Currently, there are only three supported methods for authorizing regular users:

  1. Manually add users via the admin panel in JupyterHub

  2. (Google only) Allow all users who are logged in via a particular domain - so you can allow access to anyone who is part of your organization or educational institution.

  3. (GitHub only) Allow all users who are members of a specific organisation or team. This approach gives you fine-grained control over who has access to the hub inline with your access policies on GitHub

Tip

If your hub has a range of different machine sizes or environments to choose from, we can also configure which users can see which options based on their GitHub team membership! For example, a team like @MyCoolOrg/all-users might be able to see Small and Medium sized machines, but the @MyCoolOrg/advanced-users team can additionally have access to the Large and GPU machines. You can manage these teams within GitHub.

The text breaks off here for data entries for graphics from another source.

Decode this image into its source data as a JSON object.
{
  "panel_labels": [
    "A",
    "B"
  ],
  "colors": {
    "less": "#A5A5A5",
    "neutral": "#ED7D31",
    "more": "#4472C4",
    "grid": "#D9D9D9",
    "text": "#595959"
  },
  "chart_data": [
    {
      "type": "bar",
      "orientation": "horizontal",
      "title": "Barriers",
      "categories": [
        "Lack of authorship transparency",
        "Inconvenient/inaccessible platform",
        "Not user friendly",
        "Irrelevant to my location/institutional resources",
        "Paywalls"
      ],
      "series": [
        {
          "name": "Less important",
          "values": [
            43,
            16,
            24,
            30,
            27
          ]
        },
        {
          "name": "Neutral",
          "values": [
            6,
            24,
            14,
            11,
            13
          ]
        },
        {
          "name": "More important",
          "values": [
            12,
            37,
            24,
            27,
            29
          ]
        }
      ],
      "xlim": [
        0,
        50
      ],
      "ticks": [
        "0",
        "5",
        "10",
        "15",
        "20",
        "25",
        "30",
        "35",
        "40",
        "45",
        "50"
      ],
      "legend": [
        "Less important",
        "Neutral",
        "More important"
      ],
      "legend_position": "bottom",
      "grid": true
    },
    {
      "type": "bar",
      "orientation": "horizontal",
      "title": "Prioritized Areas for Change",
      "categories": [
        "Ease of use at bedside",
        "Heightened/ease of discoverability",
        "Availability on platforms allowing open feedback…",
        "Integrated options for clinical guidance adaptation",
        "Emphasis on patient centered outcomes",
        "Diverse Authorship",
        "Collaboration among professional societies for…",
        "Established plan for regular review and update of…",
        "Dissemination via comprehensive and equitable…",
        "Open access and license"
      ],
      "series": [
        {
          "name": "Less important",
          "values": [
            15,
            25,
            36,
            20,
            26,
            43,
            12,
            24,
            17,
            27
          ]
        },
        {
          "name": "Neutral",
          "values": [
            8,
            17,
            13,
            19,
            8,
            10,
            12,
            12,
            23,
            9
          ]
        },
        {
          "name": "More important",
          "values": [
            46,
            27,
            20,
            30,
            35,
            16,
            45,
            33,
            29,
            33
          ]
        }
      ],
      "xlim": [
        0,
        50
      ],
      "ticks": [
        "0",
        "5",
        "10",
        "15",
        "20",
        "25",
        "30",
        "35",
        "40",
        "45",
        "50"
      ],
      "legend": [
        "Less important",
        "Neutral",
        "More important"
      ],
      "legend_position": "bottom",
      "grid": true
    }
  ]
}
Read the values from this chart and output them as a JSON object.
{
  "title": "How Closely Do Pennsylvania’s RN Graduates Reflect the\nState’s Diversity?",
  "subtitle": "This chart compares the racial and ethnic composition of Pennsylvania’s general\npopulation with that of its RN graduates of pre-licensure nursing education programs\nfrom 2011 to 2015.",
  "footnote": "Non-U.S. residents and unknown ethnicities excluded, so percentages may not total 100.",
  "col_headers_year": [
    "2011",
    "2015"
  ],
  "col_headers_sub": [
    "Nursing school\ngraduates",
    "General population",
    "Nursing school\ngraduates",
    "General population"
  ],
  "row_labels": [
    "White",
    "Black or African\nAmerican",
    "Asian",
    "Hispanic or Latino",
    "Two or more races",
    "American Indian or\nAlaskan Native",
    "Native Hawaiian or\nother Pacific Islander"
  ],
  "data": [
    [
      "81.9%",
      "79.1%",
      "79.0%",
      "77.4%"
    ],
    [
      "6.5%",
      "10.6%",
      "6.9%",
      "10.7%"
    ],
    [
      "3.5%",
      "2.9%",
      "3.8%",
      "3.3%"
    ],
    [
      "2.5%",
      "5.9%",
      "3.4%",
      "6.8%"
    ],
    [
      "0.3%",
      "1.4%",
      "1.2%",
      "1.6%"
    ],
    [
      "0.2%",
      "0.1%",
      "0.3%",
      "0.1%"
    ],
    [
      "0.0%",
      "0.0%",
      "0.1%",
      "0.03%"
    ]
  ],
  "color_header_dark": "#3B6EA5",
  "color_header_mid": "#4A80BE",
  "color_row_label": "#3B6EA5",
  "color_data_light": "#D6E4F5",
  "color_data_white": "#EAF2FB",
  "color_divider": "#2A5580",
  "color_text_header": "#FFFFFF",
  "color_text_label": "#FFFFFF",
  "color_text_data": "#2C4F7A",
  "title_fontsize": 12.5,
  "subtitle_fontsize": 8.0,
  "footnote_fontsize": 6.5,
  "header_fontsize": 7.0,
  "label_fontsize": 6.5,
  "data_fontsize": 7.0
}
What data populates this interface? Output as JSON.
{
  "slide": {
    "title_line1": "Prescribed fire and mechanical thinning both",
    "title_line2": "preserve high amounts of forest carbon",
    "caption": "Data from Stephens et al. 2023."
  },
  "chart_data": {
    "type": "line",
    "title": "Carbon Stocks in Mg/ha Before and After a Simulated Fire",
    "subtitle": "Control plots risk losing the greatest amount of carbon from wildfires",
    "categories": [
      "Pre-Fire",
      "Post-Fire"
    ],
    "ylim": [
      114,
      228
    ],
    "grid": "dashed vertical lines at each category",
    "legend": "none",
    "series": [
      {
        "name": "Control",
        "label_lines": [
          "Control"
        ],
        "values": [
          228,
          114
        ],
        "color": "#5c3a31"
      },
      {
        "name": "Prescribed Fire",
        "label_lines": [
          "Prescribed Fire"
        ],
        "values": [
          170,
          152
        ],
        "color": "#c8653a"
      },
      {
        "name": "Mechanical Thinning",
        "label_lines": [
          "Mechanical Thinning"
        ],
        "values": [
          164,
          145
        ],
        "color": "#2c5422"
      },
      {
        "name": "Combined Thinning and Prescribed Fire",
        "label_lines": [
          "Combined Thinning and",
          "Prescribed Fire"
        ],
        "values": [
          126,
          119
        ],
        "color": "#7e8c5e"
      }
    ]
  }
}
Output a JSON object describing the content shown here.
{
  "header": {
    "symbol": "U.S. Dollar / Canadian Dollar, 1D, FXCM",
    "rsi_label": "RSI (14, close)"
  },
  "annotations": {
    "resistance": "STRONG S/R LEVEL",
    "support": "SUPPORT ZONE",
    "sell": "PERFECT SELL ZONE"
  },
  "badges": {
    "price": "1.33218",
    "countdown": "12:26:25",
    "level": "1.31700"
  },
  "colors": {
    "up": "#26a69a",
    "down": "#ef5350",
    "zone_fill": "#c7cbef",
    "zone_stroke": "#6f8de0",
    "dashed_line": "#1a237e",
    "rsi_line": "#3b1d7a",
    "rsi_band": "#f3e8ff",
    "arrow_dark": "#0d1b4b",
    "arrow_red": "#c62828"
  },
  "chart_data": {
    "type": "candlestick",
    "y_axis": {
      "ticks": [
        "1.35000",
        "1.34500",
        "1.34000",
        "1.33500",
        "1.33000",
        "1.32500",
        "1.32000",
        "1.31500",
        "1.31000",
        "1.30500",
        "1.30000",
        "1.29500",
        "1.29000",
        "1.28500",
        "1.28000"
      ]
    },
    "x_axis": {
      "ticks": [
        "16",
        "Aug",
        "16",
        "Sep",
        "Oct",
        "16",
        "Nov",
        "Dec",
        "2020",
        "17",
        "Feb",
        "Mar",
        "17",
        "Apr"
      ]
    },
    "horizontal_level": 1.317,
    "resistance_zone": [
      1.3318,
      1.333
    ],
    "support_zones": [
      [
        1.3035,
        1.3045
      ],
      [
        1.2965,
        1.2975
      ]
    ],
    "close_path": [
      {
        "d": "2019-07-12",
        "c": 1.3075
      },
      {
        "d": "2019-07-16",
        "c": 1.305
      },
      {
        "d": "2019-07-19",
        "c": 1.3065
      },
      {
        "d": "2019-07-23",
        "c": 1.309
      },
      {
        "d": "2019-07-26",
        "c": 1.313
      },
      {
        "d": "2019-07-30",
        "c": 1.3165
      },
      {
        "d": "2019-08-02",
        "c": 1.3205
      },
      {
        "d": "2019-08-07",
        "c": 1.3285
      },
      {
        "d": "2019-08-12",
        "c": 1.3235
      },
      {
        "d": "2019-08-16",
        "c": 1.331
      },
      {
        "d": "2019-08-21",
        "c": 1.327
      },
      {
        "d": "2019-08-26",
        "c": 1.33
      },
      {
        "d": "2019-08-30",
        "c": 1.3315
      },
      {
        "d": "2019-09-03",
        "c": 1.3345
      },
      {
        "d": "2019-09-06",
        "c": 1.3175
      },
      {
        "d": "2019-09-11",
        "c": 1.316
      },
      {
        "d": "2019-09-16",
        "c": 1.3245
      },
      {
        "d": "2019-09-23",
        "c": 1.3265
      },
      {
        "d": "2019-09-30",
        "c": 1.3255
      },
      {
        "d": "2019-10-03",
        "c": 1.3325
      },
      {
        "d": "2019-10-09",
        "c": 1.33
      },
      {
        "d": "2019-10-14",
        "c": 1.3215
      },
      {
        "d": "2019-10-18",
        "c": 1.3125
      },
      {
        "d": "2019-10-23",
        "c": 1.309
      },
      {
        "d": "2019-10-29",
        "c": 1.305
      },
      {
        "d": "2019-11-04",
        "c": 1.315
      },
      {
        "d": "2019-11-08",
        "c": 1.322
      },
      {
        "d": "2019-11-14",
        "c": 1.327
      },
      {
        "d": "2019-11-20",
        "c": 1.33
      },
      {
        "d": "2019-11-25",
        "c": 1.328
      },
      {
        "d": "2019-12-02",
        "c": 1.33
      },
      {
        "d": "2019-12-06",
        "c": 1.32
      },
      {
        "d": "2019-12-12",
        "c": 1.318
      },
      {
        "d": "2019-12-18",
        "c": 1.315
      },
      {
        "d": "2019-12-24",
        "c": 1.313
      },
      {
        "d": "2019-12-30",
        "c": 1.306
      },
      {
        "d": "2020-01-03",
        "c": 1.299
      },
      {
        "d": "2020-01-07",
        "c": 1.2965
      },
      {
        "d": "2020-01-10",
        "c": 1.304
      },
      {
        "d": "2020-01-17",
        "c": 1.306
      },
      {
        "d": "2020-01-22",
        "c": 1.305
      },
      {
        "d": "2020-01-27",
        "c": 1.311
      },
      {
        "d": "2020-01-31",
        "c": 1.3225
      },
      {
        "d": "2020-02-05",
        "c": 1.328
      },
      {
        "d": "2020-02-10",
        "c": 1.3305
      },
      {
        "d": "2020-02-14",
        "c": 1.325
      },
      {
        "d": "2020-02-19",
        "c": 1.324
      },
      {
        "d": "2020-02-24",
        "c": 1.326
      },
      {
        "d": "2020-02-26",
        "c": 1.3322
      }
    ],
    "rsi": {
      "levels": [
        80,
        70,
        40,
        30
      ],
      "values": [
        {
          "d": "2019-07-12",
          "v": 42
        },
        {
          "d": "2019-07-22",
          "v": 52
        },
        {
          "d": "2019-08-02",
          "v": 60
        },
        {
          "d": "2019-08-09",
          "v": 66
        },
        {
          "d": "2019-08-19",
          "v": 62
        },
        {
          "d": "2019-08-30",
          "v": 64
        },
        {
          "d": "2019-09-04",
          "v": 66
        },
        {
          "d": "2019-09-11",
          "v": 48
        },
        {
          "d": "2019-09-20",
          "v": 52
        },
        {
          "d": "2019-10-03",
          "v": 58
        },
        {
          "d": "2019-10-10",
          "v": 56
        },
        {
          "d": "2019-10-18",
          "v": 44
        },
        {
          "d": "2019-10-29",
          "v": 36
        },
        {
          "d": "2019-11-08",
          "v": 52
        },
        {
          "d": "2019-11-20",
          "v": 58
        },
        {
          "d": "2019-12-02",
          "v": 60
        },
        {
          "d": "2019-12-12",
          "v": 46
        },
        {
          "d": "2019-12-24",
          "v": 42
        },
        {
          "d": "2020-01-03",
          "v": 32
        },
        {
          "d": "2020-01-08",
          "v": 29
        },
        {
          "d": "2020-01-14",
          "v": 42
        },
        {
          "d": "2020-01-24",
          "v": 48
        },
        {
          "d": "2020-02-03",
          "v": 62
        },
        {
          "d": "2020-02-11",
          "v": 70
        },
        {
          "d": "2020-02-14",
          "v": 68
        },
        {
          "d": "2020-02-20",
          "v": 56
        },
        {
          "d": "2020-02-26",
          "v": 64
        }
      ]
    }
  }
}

Speak to a Hub Engineer about enabling this feature for your hub.

Authorizing admin users

Admin users are authorized in a hub’s YAML config, with support from 2i2c staff.

Manage users from the administrator panel#

The Administrator Panel can be used to maintain the list of users who are authorized to use your hub. You can access this panel by clicking the ‘Admin’ button in the top bar in your hub control panel. Alternatively, you can go to this URL in your browser: https://<your-hub-url>/hub/admin

To add users#

  1. Click the Add Users button. The Add Users dialog box will pop up.

  2. Add one or more users, and hit the Add Users button to authorize all the users you just added.

../../../_images/add-users-button.png

The Add Users button in the Administrator Panel.#

../../../_images/add-users-form.png

Fill in usernames and optionally make them administrators. You can add multiple users at once by putting a username on each line.#

Remove users from a hub#

You can revoke a user’s access to the JupyterHub by removing them from the allowed users list, using the admin panel.

  1. Find the name of the user in your admin panel. If they have a running server, click the Stop server button to stop their running server.

  2. Click the Delete user button for this user. Confirm the deletion in the dialog box that pops up.

After this, the user would not be able to log in. However, their files will not be deleted - if you add them later, their files will still be present.

Finding usernames#

Access is granted or revoked based on usernames, and these depend on the kind of authentication provider your hub is using. In general, it matches whatever the visible ‘username’ in your authentication provider is. The table below lists the available providers, and how to determine their username.

Provider

Username

Google

Email address

GitHub

GitHub user name

Debug user authentication issues#

If users are running into strange errors when they log in (for example CILogon error pages that say “Looks like something went wrong!”), ask them to try these steps in debugging:

  1. Try logging in with an incognito window. This will help determine if their issue is due to some cookie / cache that is stored on their machine.

  2. Ask them to clear their cookies / cache for all CILogon websites. For example, here are the Google Chrome instructions to clear cookies.

  3. If using CILogon, double-check that they’ve signed in with the correct account, and ask them to switch accounts if needed.